Amazon SageMaker is a popular choice for companies looking to leverage machine learning as a service for their business needs. Several well-known companies have successfully integrated Amazon SageMaker into their operations, showcasing the platform's versatility and effectiveness. Below are a few case studies highlighting how some companies are utilizing Amazon SageMaker:
Bumble
Bumble, the popular dating and social networking platform, uses Amazon SageMaker to enhance its matching algorithms. By leveraging SageMaker's machine learning capabilities, Bumble has been able to optimize user recommendations, leading to better matches and increased user engagement. The company started using Amazon SageMaker in 2019 and has since seen significant improvements in user satisfaction.
Airbnb
Airbnb utilizes Amazon SageMaker for its fraud detection systems. By analyzing patterns and anomalies in user behavior data, Airbnb can proactively identify and prevent fraudulent activities on its platform. The integration of SageMaker has strengthened Airbnb's security measures and improved the overall trust and safety of its community. Airbnb began using Amazon SageMaker in 2018 and continues to refine its fraud detection processes with the platform's advanced machine learning capabilities.
Unilever
Unilever, a multinational consumer goods company, incorporates Amazon SageMaker into its product forecasting and demand planning processes. By analyzing historical sales data and market trends, Unilever can generate more accurate demand forecasts, optimize inventory management, and streamline its supply chain operations. Since adopting Amazon SageMaker in 2017, Unilever has experienced improved forecasting accuracy and greater operational efficiency across its global operations.
These case studies offer a snapshot of how companies across various industries are harnessing the power of Amazon SageMaker to drive innovation, efficiency, and growth in their businesses. By leveraging the capabilities of machine learning as a service, companies like Bumble, Airbnb, and Unilever are empowering themselves to make data-driven decisions and stay ahead in today's competitive market landscape.
TheirStack.com を訪問すると、Amazon SageMaker を使用している企業の最新リストにアクセスできます。
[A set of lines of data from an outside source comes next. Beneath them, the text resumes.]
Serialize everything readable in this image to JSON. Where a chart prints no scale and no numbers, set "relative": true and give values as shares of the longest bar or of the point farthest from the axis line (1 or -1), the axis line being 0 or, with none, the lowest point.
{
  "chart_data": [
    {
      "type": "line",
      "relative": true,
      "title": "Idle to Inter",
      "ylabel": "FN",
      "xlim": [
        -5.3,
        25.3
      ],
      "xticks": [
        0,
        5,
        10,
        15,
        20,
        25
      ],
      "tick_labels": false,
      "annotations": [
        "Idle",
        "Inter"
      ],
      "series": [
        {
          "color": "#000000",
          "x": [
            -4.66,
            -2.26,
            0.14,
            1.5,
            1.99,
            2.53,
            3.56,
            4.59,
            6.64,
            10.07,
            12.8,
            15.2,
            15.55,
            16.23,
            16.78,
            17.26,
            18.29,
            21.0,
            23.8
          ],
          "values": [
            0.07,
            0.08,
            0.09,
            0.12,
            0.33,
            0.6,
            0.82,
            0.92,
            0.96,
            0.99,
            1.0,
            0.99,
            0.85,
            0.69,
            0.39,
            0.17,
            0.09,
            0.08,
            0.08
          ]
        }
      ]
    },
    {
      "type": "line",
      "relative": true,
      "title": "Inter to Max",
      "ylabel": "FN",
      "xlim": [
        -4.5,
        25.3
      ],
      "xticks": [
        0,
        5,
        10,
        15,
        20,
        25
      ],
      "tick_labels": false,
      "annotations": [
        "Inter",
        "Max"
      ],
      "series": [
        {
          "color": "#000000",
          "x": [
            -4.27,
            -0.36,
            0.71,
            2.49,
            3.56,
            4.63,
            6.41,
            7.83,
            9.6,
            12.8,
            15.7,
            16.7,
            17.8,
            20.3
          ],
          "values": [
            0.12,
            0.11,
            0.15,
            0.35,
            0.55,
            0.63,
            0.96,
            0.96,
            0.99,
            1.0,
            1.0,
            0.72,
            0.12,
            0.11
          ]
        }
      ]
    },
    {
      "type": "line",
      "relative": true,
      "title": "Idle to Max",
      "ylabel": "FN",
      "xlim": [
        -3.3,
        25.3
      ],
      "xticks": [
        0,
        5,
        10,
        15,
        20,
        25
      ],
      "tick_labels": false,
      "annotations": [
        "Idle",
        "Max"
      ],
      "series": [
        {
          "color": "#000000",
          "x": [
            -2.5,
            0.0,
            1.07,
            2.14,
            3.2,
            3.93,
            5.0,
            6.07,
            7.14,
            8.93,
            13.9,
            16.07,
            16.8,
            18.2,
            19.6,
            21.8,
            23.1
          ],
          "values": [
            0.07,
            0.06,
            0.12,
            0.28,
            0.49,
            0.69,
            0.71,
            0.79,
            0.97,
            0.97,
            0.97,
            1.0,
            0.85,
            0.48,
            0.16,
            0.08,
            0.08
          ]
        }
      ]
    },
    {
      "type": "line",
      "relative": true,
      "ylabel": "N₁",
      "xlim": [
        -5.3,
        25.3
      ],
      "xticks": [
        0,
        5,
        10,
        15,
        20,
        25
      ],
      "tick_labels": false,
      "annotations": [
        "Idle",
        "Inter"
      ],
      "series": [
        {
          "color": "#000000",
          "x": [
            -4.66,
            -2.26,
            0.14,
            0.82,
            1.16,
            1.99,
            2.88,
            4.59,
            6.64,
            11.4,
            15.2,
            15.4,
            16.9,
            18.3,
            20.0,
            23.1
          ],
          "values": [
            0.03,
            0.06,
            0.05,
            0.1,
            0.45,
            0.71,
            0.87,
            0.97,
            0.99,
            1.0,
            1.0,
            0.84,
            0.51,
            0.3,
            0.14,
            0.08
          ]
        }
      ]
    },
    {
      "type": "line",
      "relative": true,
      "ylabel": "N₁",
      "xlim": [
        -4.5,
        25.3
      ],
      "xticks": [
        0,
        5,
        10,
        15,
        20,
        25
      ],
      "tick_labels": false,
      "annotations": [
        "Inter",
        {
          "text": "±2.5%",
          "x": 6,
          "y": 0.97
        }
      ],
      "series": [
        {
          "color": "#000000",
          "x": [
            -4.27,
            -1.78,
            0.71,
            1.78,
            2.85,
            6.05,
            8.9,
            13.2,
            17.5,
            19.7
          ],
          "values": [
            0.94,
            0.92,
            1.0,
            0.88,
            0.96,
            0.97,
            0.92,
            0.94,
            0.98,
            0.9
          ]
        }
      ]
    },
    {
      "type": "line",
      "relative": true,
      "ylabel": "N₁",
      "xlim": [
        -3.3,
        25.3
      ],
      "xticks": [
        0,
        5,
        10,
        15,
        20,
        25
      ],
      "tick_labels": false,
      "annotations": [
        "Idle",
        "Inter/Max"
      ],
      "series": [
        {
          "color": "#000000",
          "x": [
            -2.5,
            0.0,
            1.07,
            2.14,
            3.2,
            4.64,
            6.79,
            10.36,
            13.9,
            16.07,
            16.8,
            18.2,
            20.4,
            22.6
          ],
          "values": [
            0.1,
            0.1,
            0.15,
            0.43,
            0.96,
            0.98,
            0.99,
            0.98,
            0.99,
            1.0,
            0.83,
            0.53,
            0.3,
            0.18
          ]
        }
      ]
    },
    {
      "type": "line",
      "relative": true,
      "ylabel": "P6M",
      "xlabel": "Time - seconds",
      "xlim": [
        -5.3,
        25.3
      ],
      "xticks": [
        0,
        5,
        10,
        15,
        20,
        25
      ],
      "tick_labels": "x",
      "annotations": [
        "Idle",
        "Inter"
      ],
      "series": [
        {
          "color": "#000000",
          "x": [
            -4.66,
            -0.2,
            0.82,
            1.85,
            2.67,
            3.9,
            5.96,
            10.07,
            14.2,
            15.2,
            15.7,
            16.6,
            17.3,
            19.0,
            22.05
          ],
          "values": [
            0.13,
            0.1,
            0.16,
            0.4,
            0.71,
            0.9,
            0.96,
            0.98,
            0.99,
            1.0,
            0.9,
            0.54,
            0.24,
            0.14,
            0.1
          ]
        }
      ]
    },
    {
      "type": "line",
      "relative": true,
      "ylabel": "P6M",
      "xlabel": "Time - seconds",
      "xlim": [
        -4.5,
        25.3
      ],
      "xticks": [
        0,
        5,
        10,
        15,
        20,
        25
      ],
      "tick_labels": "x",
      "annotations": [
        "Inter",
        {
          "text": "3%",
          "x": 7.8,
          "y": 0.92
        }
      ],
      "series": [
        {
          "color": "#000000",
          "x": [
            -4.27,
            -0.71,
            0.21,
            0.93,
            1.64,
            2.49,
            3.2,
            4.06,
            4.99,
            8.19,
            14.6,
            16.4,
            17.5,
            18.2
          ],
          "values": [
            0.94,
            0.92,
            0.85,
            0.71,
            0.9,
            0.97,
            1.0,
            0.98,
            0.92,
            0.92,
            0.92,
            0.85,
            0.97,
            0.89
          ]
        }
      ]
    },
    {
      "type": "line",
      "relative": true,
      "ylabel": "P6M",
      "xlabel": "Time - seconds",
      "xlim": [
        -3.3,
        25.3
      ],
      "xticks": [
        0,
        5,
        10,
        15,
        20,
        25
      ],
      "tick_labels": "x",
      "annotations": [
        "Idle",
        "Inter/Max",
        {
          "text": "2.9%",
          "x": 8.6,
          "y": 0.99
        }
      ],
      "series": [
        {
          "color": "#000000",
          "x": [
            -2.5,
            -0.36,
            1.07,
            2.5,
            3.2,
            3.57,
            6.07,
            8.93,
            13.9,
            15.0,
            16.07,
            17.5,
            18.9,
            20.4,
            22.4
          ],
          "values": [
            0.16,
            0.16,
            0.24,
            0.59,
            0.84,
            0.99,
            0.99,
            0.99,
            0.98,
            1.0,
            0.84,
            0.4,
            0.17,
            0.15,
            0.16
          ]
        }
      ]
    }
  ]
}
当社のプラットフォームは、さまざまな技術や内部ツールを活用している企業の包括的なデータベースを提供します。
現在、2,632 社が Amazon SageMaker を使用しているデータを保持しています。
Amazon SageMaker は "It Services And It Consulting", "Retail", "Software Development", "Financial Services", "Insurance", "It Services And It Consulting", "Professional Services", "Software Development", "It Services And It Consulting", "Retail" を含む様々な業界の多様な組織によって使用されています。Amazon SageMaker を利用しているすべての業界の包括的なリストについては、TheirStack.com をご覧ください。
Amazon SageMaker を使用している企業の中には、Amazon Web Services, Inc., Amazon.com Services LLC, Dice, Fidelity Investments, Policy Expert, Brillio, PwC, Salesforce, EPAM Systems, Chewy などが含まれています。他にも多くの企業があります。Amazon SageMaker を使用している 2,632 社の完全なリストは TheirStack.com で見つけることができます。
私たちのデータによれば、Amazon SageMaker は アメリカ合衆国 (1,191 companies), イギリス (173 companies), カナダ (69 companies), インド (57 companies), フランス (53 companies), オーストラリア (51 companies), ドイツ (46 companies), スペイン (45 companies), ブラジル (44 companies), スイス (23 companies) で最も人気があります。しかし、世界中の企業で使用されています。
TheirStack.comでAmazon SageMakerを検索することにより、{technology.name}を使用している企業を見つけることができます。 theirstackは、数百万の企業からの求人情報を追跡し、それらが使用している技術や内部ツールを発見します。